OTTAWA, ON (May 27, 2022): While Canada joined its allies this spring in promising to hike defence budgets, the US Ambassador to Canada this week called Ottawa’s latest military investments “disappointing” in light of global instability caused by Russia’s invasion of Ukraine.
US Ambassador David Cohen, in a May 26 interview in the National Post, acknowledged that Canada bumped up military spending to $8 billion in its spring budget, but was critical of what he called a government talking a bigger game than they play.
“In the public discourse leading up to the release of the budget, the rhetoric from senior Canadian government officials implied that there would be a significant increase in defence spending,” Cohen says in the National Post article.
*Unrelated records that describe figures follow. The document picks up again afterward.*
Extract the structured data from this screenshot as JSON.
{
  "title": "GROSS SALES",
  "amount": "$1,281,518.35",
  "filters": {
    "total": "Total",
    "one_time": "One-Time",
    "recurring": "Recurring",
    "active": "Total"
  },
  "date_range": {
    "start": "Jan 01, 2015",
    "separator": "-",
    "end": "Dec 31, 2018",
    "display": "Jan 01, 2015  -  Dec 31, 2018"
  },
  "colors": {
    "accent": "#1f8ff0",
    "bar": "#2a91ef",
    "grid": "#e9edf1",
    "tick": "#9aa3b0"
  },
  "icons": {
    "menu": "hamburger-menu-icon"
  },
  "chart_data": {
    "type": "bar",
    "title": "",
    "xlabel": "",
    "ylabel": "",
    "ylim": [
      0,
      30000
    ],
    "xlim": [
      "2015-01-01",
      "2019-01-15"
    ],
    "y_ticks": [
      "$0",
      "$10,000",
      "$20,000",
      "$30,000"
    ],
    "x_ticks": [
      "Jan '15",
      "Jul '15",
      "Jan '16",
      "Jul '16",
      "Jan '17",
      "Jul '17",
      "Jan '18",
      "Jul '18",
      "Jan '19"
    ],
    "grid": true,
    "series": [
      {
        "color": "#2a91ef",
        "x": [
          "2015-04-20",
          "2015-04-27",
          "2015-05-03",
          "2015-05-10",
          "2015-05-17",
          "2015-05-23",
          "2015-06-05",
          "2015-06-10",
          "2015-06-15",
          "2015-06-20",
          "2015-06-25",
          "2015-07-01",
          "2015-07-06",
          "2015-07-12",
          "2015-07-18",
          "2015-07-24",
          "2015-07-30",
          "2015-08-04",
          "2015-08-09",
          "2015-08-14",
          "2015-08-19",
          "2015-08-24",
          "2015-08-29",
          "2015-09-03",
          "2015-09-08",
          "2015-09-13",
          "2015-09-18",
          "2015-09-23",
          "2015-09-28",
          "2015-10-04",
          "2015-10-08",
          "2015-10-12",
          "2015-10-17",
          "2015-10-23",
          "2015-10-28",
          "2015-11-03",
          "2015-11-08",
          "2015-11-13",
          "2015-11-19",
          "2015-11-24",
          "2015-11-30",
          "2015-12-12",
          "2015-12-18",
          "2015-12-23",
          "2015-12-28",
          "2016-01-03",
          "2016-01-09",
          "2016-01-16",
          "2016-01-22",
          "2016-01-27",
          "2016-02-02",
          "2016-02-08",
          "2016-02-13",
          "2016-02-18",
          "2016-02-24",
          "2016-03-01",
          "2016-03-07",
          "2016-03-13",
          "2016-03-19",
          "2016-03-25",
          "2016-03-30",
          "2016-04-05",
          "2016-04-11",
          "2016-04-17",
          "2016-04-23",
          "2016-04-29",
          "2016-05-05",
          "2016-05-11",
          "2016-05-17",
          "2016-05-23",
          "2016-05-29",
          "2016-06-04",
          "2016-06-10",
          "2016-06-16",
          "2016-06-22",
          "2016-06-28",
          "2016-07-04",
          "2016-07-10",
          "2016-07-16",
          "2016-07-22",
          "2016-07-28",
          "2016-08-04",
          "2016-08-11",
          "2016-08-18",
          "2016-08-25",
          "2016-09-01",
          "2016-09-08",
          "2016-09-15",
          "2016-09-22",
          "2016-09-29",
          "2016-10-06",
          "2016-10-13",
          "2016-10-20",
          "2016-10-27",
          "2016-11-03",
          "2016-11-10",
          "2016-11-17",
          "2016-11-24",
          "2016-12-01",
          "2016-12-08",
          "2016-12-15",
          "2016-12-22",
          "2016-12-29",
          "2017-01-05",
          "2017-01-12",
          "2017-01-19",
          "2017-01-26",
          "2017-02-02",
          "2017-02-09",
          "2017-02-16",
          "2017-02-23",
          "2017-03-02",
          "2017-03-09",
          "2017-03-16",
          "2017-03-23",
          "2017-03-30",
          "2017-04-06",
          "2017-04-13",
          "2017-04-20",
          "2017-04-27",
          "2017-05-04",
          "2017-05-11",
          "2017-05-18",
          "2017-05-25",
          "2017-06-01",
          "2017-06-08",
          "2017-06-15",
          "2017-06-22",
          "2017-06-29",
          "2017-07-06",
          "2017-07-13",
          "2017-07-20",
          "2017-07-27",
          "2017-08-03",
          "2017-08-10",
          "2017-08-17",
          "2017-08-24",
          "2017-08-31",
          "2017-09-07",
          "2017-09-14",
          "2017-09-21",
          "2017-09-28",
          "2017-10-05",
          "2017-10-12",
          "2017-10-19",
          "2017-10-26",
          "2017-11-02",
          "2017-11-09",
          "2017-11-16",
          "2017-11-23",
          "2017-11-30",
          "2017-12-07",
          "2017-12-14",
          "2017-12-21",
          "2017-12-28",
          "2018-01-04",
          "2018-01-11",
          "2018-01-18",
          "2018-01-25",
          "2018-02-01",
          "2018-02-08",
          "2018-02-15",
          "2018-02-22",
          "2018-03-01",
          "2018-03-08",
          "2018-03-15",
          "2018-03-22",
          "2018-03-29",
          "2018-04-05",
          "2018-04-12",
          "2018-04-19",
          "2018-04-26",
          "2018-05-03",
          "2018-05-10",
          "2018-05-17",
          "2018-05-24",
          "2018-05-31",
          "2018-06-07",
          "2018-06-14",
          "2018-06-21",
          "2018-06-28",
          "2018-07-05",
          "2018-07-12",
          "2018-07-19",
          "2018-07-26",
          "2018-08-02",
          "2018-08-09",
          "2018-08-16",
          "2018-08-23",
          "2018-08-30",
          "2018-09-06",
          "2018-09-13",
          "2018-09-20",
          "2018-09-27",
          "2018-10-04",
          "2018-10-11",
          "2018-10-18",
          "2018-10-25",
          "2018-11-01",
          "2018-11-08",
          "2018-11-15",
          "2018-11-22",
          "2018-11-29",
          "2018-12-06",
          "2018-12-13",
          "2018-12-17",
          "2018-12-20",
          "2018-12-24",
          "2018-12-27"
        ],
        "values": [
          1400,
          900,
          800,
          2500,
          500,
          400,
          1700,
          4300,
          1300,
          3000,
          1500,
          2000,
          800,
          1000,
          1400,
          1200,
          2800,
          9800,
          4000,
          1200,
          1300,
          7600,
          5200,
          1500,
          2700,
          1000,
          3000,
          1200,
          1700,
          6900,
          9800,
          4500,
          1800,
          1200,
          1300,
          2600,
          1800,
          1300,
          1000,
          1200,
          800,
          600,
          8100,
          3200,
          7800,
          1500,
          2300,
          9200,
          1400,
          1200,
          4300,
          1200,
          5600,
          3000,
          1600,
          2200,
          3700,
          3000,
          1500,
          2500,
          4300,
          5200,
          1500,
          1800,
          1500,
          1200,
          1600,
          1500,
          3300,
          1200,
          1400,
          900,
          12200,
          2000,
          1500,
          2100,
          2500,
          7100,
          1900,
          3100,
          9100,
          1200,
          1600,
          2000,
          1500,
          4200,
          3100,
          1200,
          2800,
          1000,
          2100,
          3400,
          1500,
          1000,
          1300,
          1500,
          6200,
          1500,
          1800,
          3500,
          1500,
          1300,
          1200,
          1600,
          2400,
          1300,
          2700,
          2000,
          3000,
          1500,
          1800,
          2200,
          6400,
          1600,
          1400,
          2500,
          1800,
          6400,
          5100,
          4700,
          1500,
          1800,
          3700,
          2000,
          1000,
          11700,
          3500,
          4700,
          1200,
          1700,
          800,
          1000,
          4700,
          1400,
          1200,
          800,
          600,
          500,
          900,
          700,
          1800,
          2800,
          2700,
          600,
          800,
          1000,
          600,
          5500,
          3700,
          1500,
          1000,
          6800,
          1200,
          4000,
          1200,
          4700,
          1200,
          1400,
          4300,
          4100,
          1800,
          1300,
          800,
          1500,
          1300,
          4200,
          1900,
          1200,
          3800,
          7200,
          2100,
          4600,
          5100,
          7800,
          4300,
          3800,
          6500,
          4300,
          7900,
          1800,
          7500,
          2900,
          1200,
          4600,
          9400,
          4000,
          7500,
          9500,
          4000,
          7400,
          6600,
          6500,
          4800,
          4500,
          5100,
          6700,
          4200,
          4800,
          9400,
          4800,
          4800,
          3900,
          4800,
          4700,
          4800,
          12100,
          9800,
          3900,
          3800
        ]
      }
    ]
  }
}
“It’s fair to say that although $8 billion is more money, it was a little disappointing as matched against the rhetoric that we heard leading into the release of the budget.”
The remarks are the latest in decades of criticism Canada has faced over its reputation for cash-starving its military, reluctance to replace outdated equipment and failing to pay its share of support for NATO.
Cohen’s assessment also supports the findings of multiple reports by Macdonald-Laurier Institute Senior Fellow and defence policy expert Richard Shimooka.
“The Canadian military is threadbare and saddled with obsolete equipment, making it unable to provide any meaningful response to the crisis,” Shimooka wrote earlier this year in the Vancouver Sun. “It is a shameful situation for the world’s 10th largest economy, which once possessed one of the most advanced militaries in the Western world.”
Last month Shimooka wrote that the latest budget “provides little relief” and will have diminished buying power because years of maintaining 40-year-old aircraft and 30-year-old armored vehicles have left Canada’s forces with massive repair costs to keep a percentage of its aging equipment operational.
“Canada now has major gaps in some of its most essential defence capabilities,” he wrote. “It has no air defence or modern artillery to enable operations in a conflict anywhere approaching the intensity of what we are witnessing in Ukraine today. This does not even take into account essential new technologies the armed forces require to work with our allies, such as in battlefield networking or unmanned combat vehicles.”